Make it local
2020-05-19
So you have a service which does some data processing. It receives some input messages, maybe via HTTP, maybe from something like Kafka. And it produces some output messages maybe as a HTTP response, maybe into another Kafka topic, or a database. The input messages are very heterogenous, some big, some small. Some messages can be dropped entirely, some require heavy lifting to process them.
This is service has been running for quite some time, but more recently it started to slow down. The data volume might have increased or those messages requiring some serious compute power arrive more frequently now. Nevertheless it’s time to dig in and figure out how to speed things up, explore those bottlenecks and drill them wide open. You could just throw more hardware at the issue and be done with it, for a while at least. But there will always be that nagging feeling, that stinging sensation: How can we make this fast?
That’s the moment you fire up your IDE and for the twentieth time this year figure out how this fricking profiler works again. And that’s when you hit the hurdle: The service can’t be run locally. Things are bad when you find yourself in a situation like this. There shouldn’t have been cut any corners when it comes to the local setup. Your service needs special IAM permissions? Figure out how you can get those on your machine. The service needs database access? Figure out how you can connect to your development database from your machine.
You might think some metrics pushed into a Prometheus cluster will help you with your performance issues. They might, probably on a high level and a long term view. But unless your write an insane amount of metrics, which might be a performance issue in itself, or instrument the hell out of your service in regards to tracing: Nothing is going to beat starting up a service locally and attaching an actual profiler to it. With flame graphs. And call trees.
I discovered that it’s worth going beyond just starting a service locally. It’s worth a lot being able to isolate your hot code, your core pipeline, whatever does the processing of those message, as a piece of standalone code. And if that piece of code is agnostic of the input format, you’re golden.

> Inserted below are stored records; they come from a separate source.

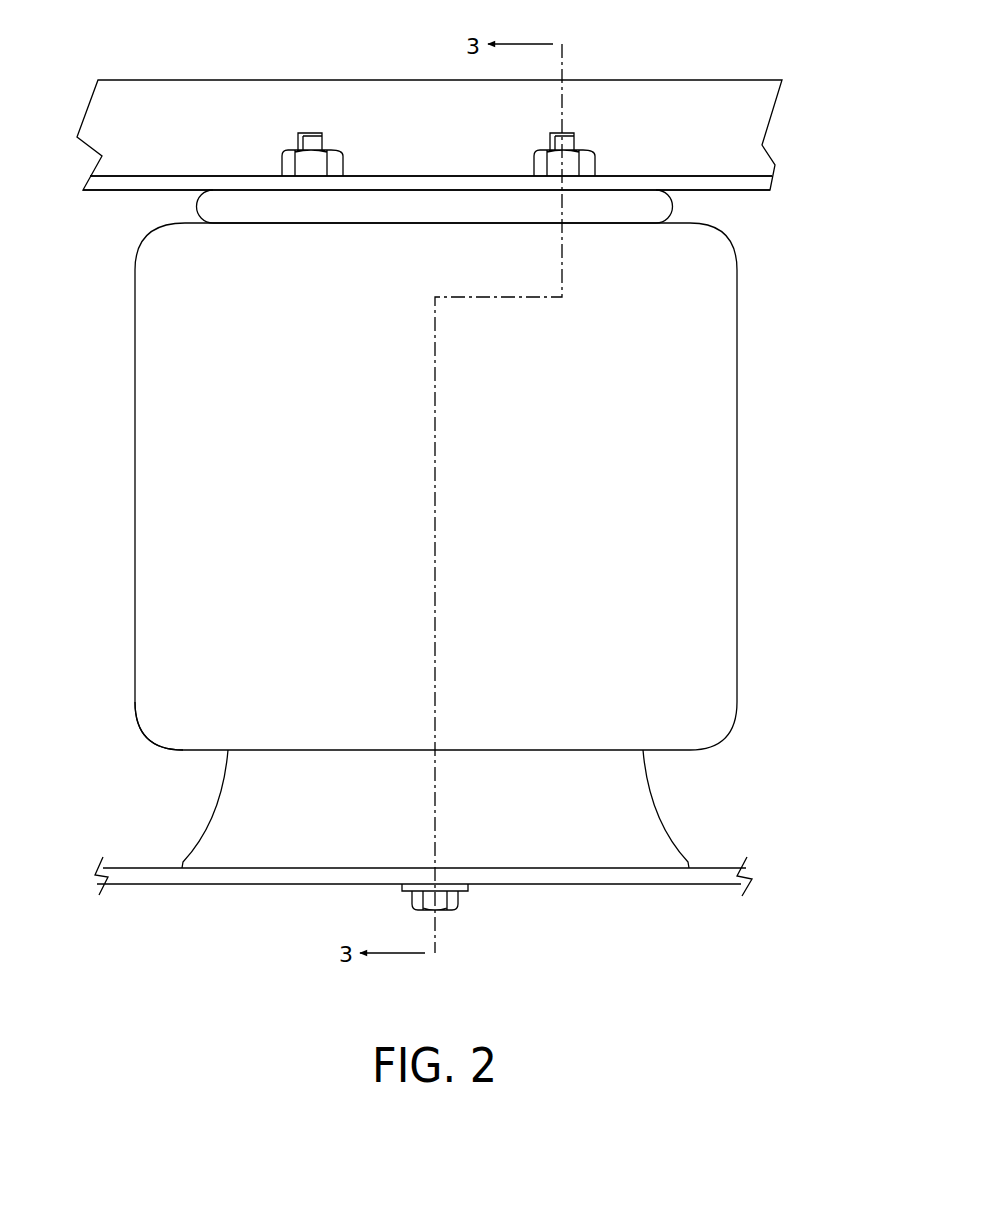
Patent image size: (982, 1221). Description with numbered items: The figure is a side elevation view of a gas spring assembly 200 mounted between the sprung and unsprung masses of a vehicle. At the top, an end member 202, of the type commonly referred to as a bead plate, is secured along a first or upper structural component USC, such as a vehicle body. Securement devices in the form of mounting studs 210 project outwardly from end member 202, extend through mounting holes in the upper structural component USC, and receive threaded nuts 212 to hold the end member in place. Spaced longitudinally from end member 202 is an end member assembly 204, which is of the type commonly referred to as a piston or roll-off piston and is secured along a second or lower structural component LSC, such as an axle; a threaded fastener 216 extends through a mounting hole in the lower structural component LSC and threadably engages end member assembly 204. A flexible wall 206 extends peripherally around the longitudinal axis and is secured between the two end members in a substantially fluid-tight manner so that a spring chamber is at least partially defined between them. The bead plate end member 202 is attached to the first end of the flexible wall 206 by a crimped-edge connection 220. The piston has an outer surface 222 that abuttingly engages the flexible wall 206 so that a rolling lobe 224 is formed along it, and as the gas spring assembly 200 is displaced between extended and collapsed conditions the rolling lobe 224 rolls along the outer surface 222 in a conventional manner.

The gas spring assembly 200 is at (757, 323).
The end member 202 is at (642, 200).
The end member assembly 204 is at (445, 801).
The flexible wall 206 is at (738, 480).
The mounting studs 210 is at (300, 137).
The threaded nuts 212 is at (338, 163).
The threaded fastener 216 is at (455, 898).
The crimped-edge connection 220 is at (673, 210).
The outer surface 222 is at (212, 815).
The rolling lobe 224 is at (158, 748).
The upper structural component USC is at (182, 92).
The lower structural component LSC is at (155, 877).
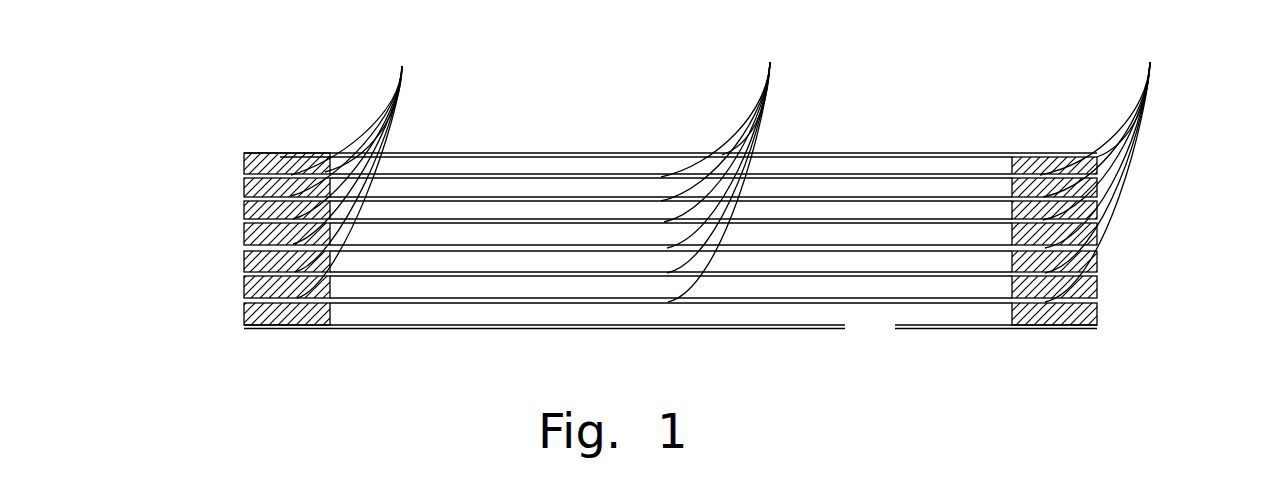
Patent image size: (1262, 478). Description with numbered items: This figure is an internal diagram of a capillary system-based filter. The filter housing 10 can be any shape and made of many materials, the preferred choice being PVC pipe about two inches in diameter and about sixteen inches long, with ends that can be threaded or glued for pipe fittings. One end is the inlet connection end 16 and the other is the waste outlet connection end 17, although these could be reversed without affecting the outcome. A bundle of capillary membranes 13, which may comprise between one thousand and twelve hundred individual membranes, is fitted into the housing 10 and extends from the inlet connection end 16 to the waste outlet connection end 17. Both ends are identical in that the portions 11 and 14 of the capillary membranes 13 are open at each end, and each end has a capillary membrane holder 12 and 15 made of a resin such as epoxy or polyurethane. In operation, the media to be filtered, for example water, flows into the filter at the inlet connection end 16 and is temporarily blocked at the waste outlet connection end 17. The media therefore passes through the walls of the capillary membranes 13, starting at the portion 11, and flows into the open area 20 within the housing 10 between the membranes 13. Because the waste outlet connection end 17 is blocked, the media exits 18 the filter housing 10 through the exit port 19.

The filter housing 10 is at (512, 153).
The open portion of capillary membranes at inlet end 11 is at (354, 161).
The capillary membrane holder 12 is at (280, 168).
The capillary membranes 13 is at (723, 163).
The open portion of capillary membranes at outlet end 14 is at (1104, 163).
The capillary membrane holder 15 is at (1041, 165).
The inlet connection end 16 is at (220, 244).
The waste outlet connection end 17 is at (1123, 237).
The exit of media 18 is at (870, 326).
The exit port 19 is at (860, 322).
The open area within housing 20 is at (486, 232).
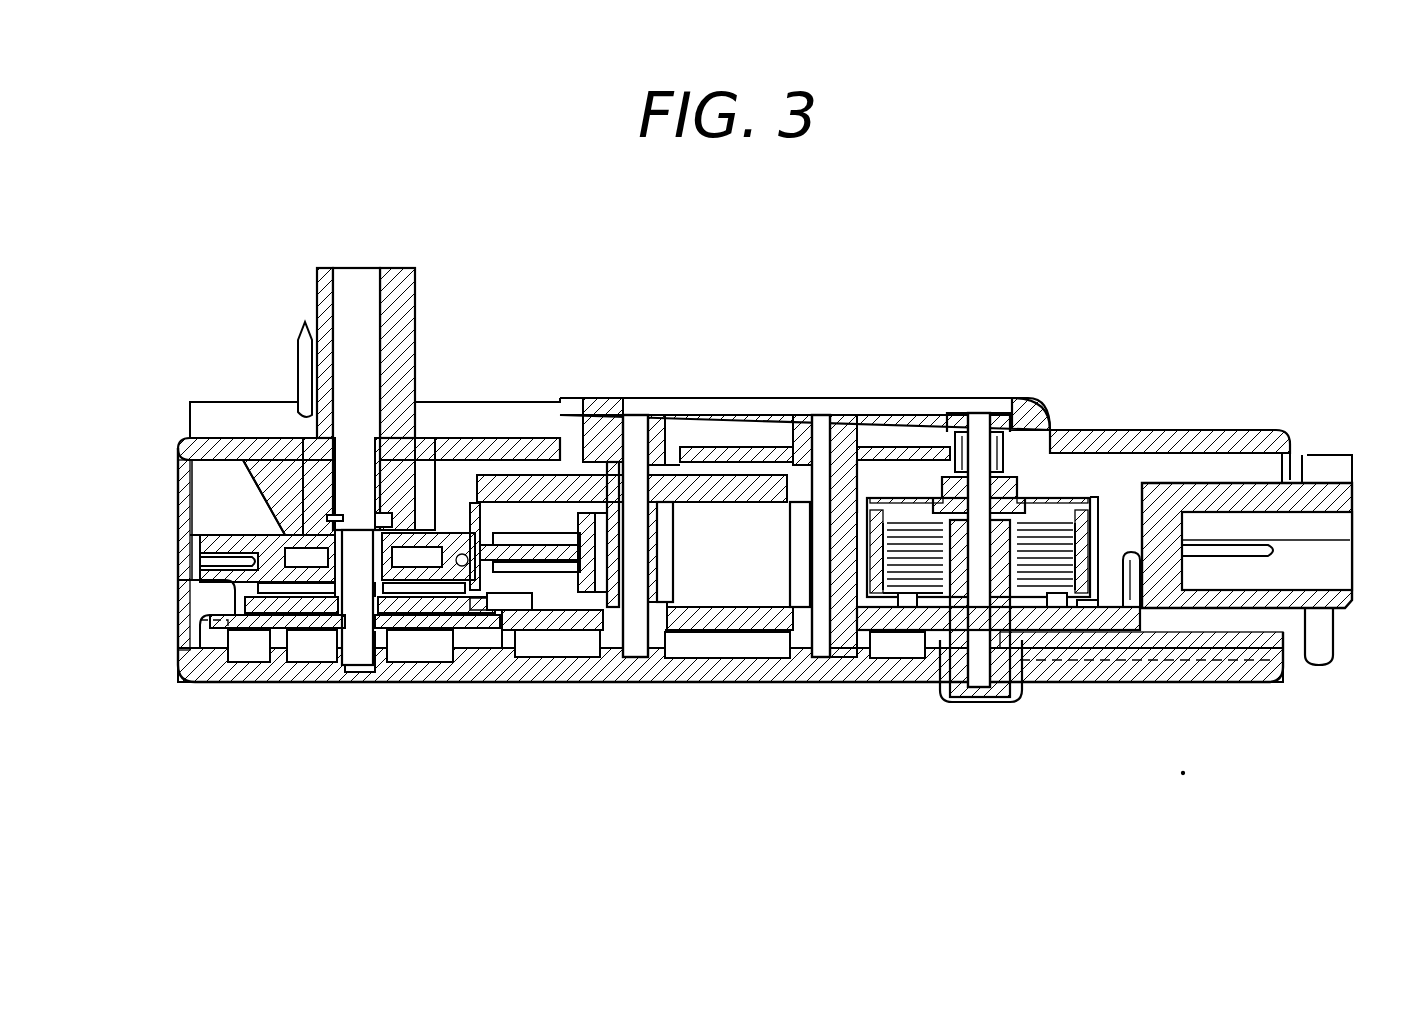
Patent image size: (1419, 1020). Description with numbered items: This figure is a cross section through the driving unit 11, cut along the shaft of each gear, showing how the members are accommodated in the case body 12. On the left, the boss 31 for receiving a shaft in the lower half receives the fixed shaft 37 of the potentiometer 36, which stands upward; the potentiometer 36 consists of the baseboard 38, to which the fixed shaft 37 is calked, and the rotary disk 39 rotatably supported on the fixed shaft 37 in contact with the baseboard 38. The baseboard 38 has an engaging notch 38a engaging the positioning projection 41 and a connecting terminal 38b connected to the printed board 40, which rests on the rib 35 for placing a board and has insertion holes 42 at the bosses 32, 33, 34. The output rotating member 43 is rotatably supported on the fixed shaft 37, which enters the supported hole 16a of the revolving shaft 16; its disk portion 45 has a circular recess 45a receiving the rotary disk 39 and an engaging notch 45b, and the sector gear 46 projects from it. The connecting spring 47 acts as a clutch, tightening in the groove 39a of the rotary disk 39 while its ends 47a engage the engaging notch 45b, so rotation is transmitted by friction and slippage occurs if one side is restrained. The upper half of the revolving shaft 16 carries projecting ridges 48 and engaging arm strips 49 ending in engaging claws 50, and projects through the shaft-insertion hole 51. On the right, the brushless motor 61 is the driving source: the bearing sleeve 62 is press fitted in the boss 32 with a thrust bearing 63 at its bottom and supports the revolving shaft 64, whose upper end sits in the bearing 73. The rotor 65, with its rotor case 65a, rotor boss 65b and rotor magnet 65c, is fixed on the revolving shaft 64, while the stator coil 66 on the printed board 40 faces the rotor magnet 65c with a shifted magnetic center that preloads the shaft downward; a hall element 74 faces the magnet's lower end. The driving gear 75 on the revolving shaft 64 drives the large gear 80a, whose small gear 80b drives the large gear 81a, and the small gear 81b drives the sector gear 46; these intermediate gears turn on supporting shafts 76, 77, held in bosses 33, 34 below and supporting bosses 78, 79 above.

Dumping a bunch of input messages directly from a file into that pipeline over and over again while making some fixes here and some tweaks there, is an empowering concept. You not only get reproducible results, you might even be able to use data resembling your actual live traffic. That’s when you really get to know the nooks and crannies of the implementation. That seemingly innocuous regex, which definitively should be super fast? Yep, that’s eating up 10% of your CPU time, because the service keeps recompiling it multiple times for each message although it’s actually a constant expression. (Yes that happened, I’m not proud).
The point is: Invest in being able to running your code locally. The cloud is fun and all, but your provider is going to be really happy if you buy bigger machines instead of making your code more performant.